My honourable friend the Minister for Policing, Security and Community Safety (Tony McNulty) has made the following Written Ministerial Statement.
Further to the report laid on 11 December 2006 as required by Section 14 of the Prevention of Terrorism Act 2005, I would like to provide a further update to Parliament in the light of recent developments.
There are currently 18 control orders in force. This includes the control order against the individual who absconded in September 2006. It does not include a further individual who absconded in August 2006 after a control order was made (i.e. signed), but before the order had been served. This order is therefore not in force. The position on these two absconders remains as set out in the Ministerial Statement of 11 December 2006.
The report of 11 December 2006 referred to an individual charged with breach of control order obligations. He was convicted earlier this month of failure to comply with daily reporting requirements and failure to notify the Home Office of a change of residence. He was sentenced to five months' imprisonment. This is the first conviction for an offence under the 2005 Act. Since the report of 11 December 2006, another individual has been charged with four counts of failure to comply with control order obligations, and is currently on remand in prison. These developments demonstrate that the police, prosecution authorities and the courts take breaches of control order obligations seriously.

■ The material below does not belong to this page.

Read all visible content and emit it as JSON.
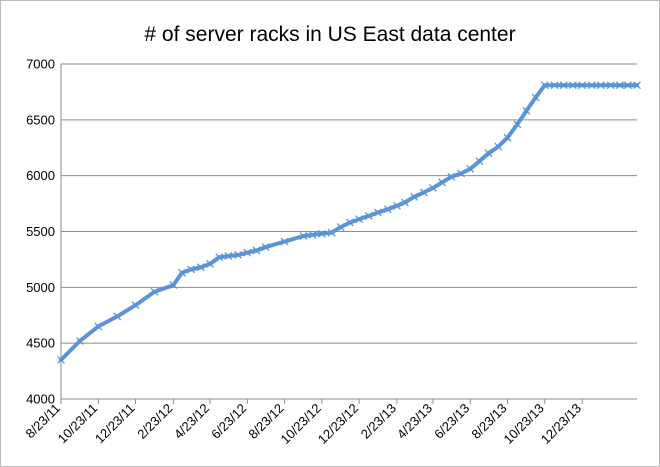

The House will also want to be aware that an individual absconded earlier this month soon after being served with a control order. This individual is subject to one of the 18 control orders in force. The control order was designed to address the risk posed by an individual who had recently been radicalised and wanted to travel abroad for terrorism-related purposes. Obligations included a requirement to report daily to a police station, to surrender travel documents and to reside at a specified address. The individual is not believed to represent a direct threat to the public in the UK at this time.
Public safety is the top priority for the Government and the police. Locating the individual is an operational matter for the police. Investigations are ongoing. An anonymity order is in place and, after consulting the police, the Government are currently not seeking to overturn it.
Lord Carlile, the independent reviewer of the 2005 Act, is due to report within the next few weeks on the operation of the Act during the past year.